Defining Metrics
Azimuth builds upon the HuggingFace Metric API. Please refer to HuggingFace Metric Hub that details all available metrics that can be added to Azimuth.
Metric definition
A metric definition is a simple Custom Object that loads a HuggingFace metric.
The metric custom object has an extra-field additional_kwargs
that will be pass to the compute()
function of the HuggingFace metric. This will be required for some metrics, as shown in the example
with precision, recall and F1 below.
By default, Azimuth loads Precision, Recall and F1 with average=weighted
:
{
"metrics": {
"Precision": {
"class_name": "datasets.load_metric",
"kwargs": {
"path": "precision"
},
"additional_kwargs": {
"average": "weighted"
}
},
"Recall": {
"class_name": "datasets.load_metric",
"kwargs": {
"path": "recall"
},
"additional_kwargs": {
"average": "weighted"
}
},
"F1": {
"class_name":"datasets.load_metric",
"kwargs": {
"path": "f1"
},
"additional_kwargs": {
"average": "weighted"
}
}
}
}
Custom Metrics
For more experienced users, HuggingFace presents how to create custom metrics in this tutorial.
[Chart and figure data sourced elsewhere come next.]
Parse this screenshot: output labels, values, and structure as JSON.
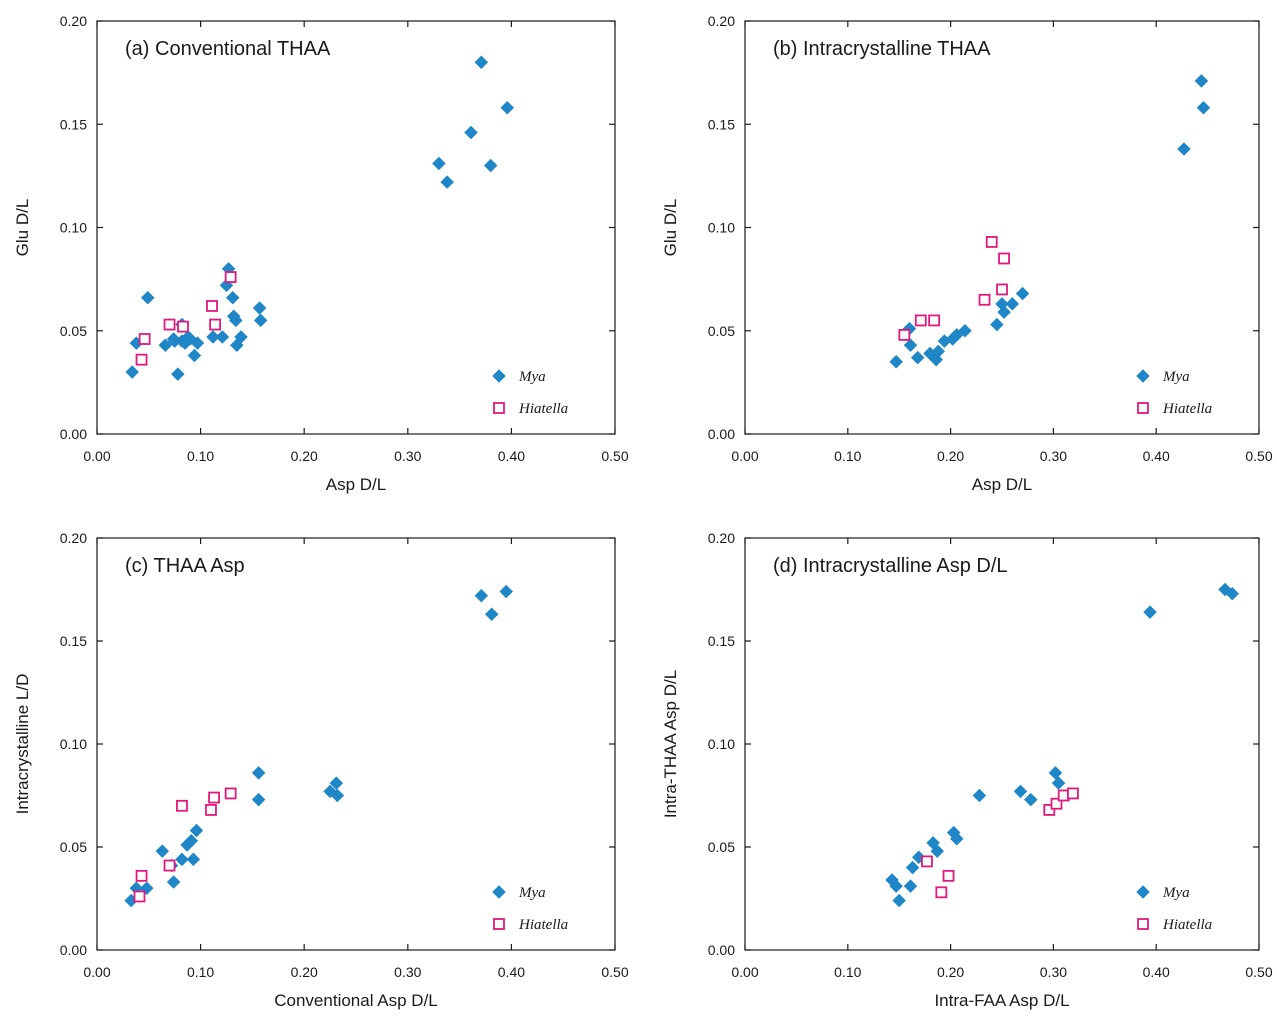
{
  "colors": {
    "mya": "#1f86c8",
    "hiatella": "#e0197d",
    "axis": "#1a1a1a"
  },
  "chart_data": [
    {
      "type": "scatter",
      "title": "(a) Conventional THAA",
      "xlabel": "Asp D/L",
      "ylabel": "Glu D/L",
      "xlim": [
        0,
        0.5
      ],
      "ylim": [
        0,
        0.2
      ],
      "xticks": [
        "0.00",
        "0.10",
        "0.20",
        "0.30",
        "0.40",
        "0.50"
      ],
      "yticks": [
        "0.00",
        "0.05",
        "0.10",
        "0.15",
        "0.20"
      ],
      "legend": [
        "Mya",
        "Hiatella"
      ],
      "legend_position": "bottom-right",
      "series": [
        {
          "name": "Mya",
          "marker": "filled-diamond",
          "color": "#1f86c8",
          "points": [
            [
              0.034,
              0.03
            ],
            [
              0.038,
              0.044
            ],
            [
              0.049,
              0.066
            ],
            [
              0.066,
              0.043
            ],
            [
              0.074,
              0.046
            ],
            [
              0.078,
              0.029
            ],
            [
              0.082,
              0.045
            ],
            [
              0.085,
              0.044
            ],
            [
              0.088,
              0.047
            ],
            [
              0.09,
              0.046
            ],
            [
              0.094,
              0.038
            ],
            [
              0.097,
              0.044
            ],
            [
              0.112,
              0.047
            ],
            [
              0.121,
              0.047
            ],
            [
              0.125,
              0.072
            ],
            [
              0.127,
              0.08
            ],
            [
              0.131,
              0.066
            ],
            [
              0.132,
              0.057
            ],
            [
              0.134,
              0.055
            ],
            [
              0.135,
              0.043
            ],
            [
              0.139,
              0.047
            ],
            [
              0.157,
              0.061
            ],
            [
              0.158,
              0.055
            ],
            [
              0.075,
              0.045
            ],
            [
              0.082,
              0.053
            ],
            [
              0.33,
              0.131
            ],
            [
              0.338,
              0.122
            ],
            [
              0.361,
              0.146
            ],
            [
              0.371,
              0.18
            ],
            [
              0.38,
              0.13
            ],
            [
              0.396,
              0.158
            ]
          ]
        },
        {
          "name": "Hiatella",
          "marker": "open-square",
          "color": "#e0197d",
          "points": [
            [
              0.043,
              0.036
            ],
            [
              0.046,
              0.046
            ],
            [
              0.07,
              0.053
            ],
            [
              0.083,
              0.052
            ],
            [
              0.111,
              0.062
            ],
            [
              0.114,
              0.053
            ],
            [
              0.129,
              0.076
            ]
          ]
        }
      ]
    },
    {
      "type": "scatter",
      "title": "(b) Intracrystalline THAA",
      "xlabel": "Asp D/L",
      "ylabel": "Glu D/L",
      "xlim": [
        0,
        0.5
      ],
      "ylim": [
        0,
        0.2
      ],
      "xticks": [
        "0.00",
        "0.10",
        "0.20",
        "0.30",
        "0.40",
        "0.50"
      ],
      "yticks": [
        "0.00",
        "0.05",
        "0.10",
        "0.15",
        "0.20"
      ],
      "legend": [
        "Mya",
        "Hiatella"
      ],
      "legend_position": "bottom-right",
      "series": [
        {
          "name": "Mya",
          "marker": "filled-diamond",
          "color": "#1f86c8",
          "points": [
            [
              0.147,
              0.035
            ],
            [
              0.16,
              0.051
            ],
            [
              0.161,
              0.043
            ],
            [
              0.168,
              0.037
            ],
            [
              0.18,
              0.039
            ],
            [
              0.186,
              0.036
            ],
            [
              0.188,
              0.04
            ],
            [
              0.194,
              0.045
            ],
            [
              0.202,
              0.046
            ],
            [
              0.206,
              0.048
            ],
            [
              0.214,
              0.05
            ],
            [
              0.245,
              0.053
            ],
            [
              0.25,
              0.063
            ],
            [
              0.252,
              0.059
            ],
            [
              0.26,
              0.063
            ],
            [
              0.27,
              0.068
            ],
            [
              0.427,
              0.138
            ],
            [
              0.444,
              0.171
            ],
            [
              0.446,
              0.158
            ]
          ]
        },
        {
          "name": "Hiatella",
          "marker": "open-square",
          "color": "#e0197d",
          "points": [
            [
              0.155,
              0.048
            ],
            [
              0.171,
              0.055
            ],
            [
              0.184,
              0.055
            ],
            [
              0.233,
              0.065
            ],
            [
              0.24,
              0.093
            ],
            [
              0.25,
              0.07
            ],
            [
              0.252,
              0.085
            ]
          ]
        }
      ]
    },
    {
      "type": "scatter",
      "title": "(c) THAA Asp",
      "xlabel": "Conventional Asp D/L",
      "ylabel": "Intracrystalline L/D",
      "xlim": [
        0,
        0.5
      ],
      "ylim": [
        0,
        0.2
      ],
      "xticks": [
        "0.00",
        "0.10",
        "0.20",
        "0.30",
        "0.40",
        "0.50"
      ],
      "yticks": [
        "0.00",
        "0.05",
        "0.10",
        "0.15",
        "0.20"
      ],
      "legend": [
        "Mya",
        "Hiatella"
      ],
      "legend_position": "bottom-right",
      "series": [
        {
          "name": "Mya",
          "marker": "filled-diamond",
          "color": "#1f86c8",
          "points": [
            [
              0.033,
              0.024
            ],
            [
              0.038,
              0.03
            ],
            [
              0.048,
              0.03
            ],
            [
              0.063,
              0.048
            ],
            [
              0.072,
              0.041
            ],
            [
              0.074,
              0.033
            ],
            [
              0.082,
              0.044
            ],
            [
              0.087,
              0.051
            ],
            [
              0.091,
              0.053
            ],
            [
              0.093,
              0.044
            ],
            [
              0.096,
              0.058
            ],
            [
              0.225,
              0.077
            ],
            [
              0.231,
              0.081
            ],
            [
              0.232,
              0.075
            ],
            [
              0.156,
              0.086
            ],
            [
              0.156,
              0.073
            ],
            [
              0.371,
              0.172
            ],
            [
              0.381,
              0.163
            ],
            [
              0.395,
              0.174
            ]
          ]
        },
        {
          "name": "Hiatella",
          "marker": "open-square",
          "color": "#e0197d",
          "points": [
            [
              0.041,
              0.026
            ],
            [
              0.043,
              0.036
            ],
            [
              0.07,
              0.041
            ],
            [
              0.082,
              0.07
            ],
            [
              0.11,
              0.068
            ],
            [
              0.113,
              0.074
            ],
            [
              0.129,
              0.076
            ]
          ]
        }
      ]
    },
    {
      "type": "scatter",
      "title": "(d) Intracrystalline Asp D/L",
      "xlabel": "Intra-FAA Asp D/L",
      "ylabel": "Intra-THAA Asp D/L",
      "xlim": [
        0,
        0.5
      ],
      "ylim": [
        0,
        0.2
      ],
      "xticks": [
        "0.00",
        "0.10",
        "0.20",
        "0.30",
        "0.40",
        "0.50"
      ],
      "yticks": [
        "0.00",
        "0.05",
        "0.10",
        "0.15",
        "0.20"
      ],
      "legend": [
        "Mya",
        "Hiatella"
      ],
      "legend_position": "bottom-right",
      "series": [
        {
          "name": "Mya",
          "marker": "filled-diamond",
          "color": "#1f86c8",
          "points": [
            [
              0.143,
              0.034
            ],
            [
              0.147,
              0.031
            ],
            [
              0.15,
              0.024
            ],
            [
              0.161,
              0.031
            ],
            [
              0.163,
              0.04
            ],
            [
              0.169,
              0.045
            ],
            [
              0.183,
              0.052
            ],
            [
              0.187,
              0.048
            ],
            [
              0.203,
              0.057
            ],
            [
              0.206,
              0.054
            ],
            [
              0.228,
              0.075
            ],
            [
              0.268,
              0.077
            ],
            [
              0.278,
              0.073
            ],
            [
              0.302,
              0.086
            ],
            [
              0.305,
              0.081
            ],
            [
              0.394,
              0.164
            ],
            [
              0.467,
              0.175
            ],
            [
              0.474,
              0.173
            ]
          ]
        },
        {
          "name": "Hiatella",
          "marker": "open-square",
          "color": "#e0197d",
          "points": [
            [
              0.177,
              0.043
            ],
            [
              0.191,
              0.028
            ],
            [
              0.198,
              0.036
            ],
            [
              0.296,
              0.068
            ],
            [
              0.303,
              0.071
            ],
            [
              0.31,
              0.075
            ],
            [
              0.319,
              0.076
            ]
          ]
        }
      ]
    }
  ]
}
For custom metrics, Azimuth supplies probabilities when possible. The compute
method must follow
this signature:
from typing import Any, Dict, List
import numpy as np
def _compute(
self,
predictions: List[int], # (1)
references: List[int], # (2)
probabilities: np.ndarray, # (3)
) -> Dict[str, Any]: # (4)
...
- Predicted labels (1 class per sample).
- Ground truth labels.
- Probabilities computed by the pipeline.
- A dictionary with the computed values.